Au départ de la course à pied, le soleil refait son apparition. C’est incroyable la météo norvégienne. Je pars avec ce stress du tee-shirt noir qui revient. L’objectif maintenant est donc de ne pas se faire doubler avant les 32.5km, deadline du tee-shirt noir. Et on a tous le même objectif. Bonjour l’ambiance entre les coureurs ! C’est une sacrée différence avec les autres triathlons où il faut juste penser à terminer à son rythme.  J’avais prévu de tout donner sur les 25 premiers kilomètres de plat car après la côte pour gravir les 1800m de dénivelé est telle qu’il ne serait pas possible pour moi de courir. Mathieu m’alimente tous les 3 km. Plus rien ne passe, il faut se forcer à boire et manger car ça va durer au moins 6 heures. Heureusement que je ne sais pas encore  ce qui m’attend après l’arrivée au sommet. Comme à Embrun, je suis étrangement bien, après l’enfer du vélo, je double, je double…. Je ne lâche rien. J’arrive facilement au km25 en maintenant une allure régulière.

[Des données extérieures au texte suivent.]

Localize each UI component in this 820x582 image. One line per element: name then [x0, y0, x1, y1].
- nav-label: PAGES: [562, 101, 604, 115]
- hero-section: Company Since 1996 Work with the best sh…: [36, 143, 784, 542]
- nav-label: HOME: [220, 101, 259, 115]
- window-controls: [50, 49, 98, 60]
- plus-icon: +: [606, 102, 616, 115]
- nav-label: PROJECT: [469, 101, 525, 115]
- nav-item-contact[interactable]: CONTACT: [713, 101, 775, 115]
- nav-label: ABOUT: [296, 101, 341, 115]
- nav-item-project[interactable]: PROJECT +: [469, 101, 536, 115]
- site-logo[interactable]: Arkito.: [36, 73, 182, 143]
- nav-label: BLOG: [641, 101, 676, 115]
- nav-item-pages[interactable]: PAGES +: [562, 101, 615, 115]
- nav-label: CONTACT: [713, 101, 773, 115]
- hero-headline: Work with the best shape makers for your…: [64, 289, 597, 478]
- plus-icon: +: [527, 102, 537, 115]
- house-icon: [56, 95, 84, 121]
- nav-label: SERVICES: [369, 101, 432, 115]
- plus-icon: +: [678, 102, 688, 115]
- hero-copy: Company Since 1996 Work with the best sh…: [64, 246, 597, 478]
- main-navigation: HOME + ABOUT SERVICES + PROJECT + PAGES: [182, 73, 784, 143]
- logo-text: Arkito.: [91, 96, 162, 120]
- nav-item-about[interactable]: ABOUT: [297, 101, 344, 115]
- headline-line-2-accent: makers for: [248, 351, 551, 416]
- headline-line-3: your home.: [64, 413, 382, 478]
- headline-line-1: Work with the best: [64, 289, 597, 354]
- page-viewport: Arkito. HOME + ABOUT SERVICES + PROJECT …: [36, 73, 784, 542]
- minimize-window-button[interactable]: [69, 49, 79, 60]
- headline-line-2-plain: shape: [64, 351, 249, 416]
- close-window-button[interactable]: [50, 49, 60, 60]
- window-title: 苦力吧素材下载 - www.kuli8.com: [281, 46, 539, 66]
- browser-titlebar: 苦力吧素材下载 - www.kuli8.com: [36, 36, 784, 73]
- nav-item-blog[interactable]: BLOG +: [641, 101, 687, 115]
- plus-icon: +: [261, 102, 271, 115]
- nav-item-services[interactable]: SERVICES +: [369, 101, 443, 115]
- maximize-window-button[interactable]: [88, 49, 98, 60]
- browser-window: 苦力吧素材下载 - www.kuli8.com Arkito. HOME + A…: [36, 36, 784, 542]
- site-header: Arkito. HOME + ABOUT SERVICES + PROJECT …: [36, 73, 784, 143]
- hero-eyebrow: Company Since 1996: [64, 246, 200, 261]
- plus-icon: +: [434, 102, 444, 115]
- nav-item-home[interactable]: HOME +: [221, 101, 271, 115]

Il reste 7.5 km d’une côte à plus de 10% avant d’arriver au point clé. J’ai bon espoir. Je marche d’un bon pas. On marche tous en se suivant comme des zombis. Et là, je suis annoncée 120ème, c’est bon. Je vais pouvoir lâcher un peu. Sauf que patatras, on annonce la barrière horaire, les 160 ne pourront peut-être pas monter au sommet à cause du temps limite. Il faut continuer à lutter et puiser dans le mental. Au détour d’un virage, le tant attendu km 32.5 est là et l’arbitre me dit « congratulation  you can go to the top » ! Enfin libérée ! Malgré mon médiocre anglais, je comprends ensuite qu’il me dit que nous allons  devoir redescendre du sommet à pied car le funiculaire est en panne. Je calcule alors qu’il me reste encore au moins 4 heures d’effort… Mathieu qui trouve toujours les mots pour me convaincre me dit que je peux laisser ma place et bifurquer sur le parcours du tee-shirt blanc. Pas question ! J’irai au sommet et je redescendrai. Je prendrai le temps qu’il faut.  Il reste 5 km sur route, toujours vent de face bien sûr, je marche tranquillement en profitant du paysage, que c’est beau ! J’arrive au km 37.5, Mathieu a posé la voiture et m’attend, les 5 derniers kilomètres se font avec son suiveur sur un sentier caillouteux de montagne. Juste une petite rando, je suis dans mon élément, je suis bien, je monte à mon rythme sans plus aucune pression. L’arrivée au sommet est émouvante, on nous donne une couverture et une soupe. Il fait froid et ça souffle fort mais on est tous heureux. On admire le paysage qui vient de se dégager comme par enchantement.

Résultat : 15h51, 115ème, 11ème féminine.



Les organisateurs nous demandent de redescendre rapidement, la météo se gâte, tiens tiens… La descente est lente, très lente, interminable. Presque 2 heures.  On croise les derniers rescapés qui montent.  J’ai froid. La nuit arrive, on termine à la frontale.

Arrivée à la voiture : 23 h passé. Ce qui nous fait un effort de 18h au total…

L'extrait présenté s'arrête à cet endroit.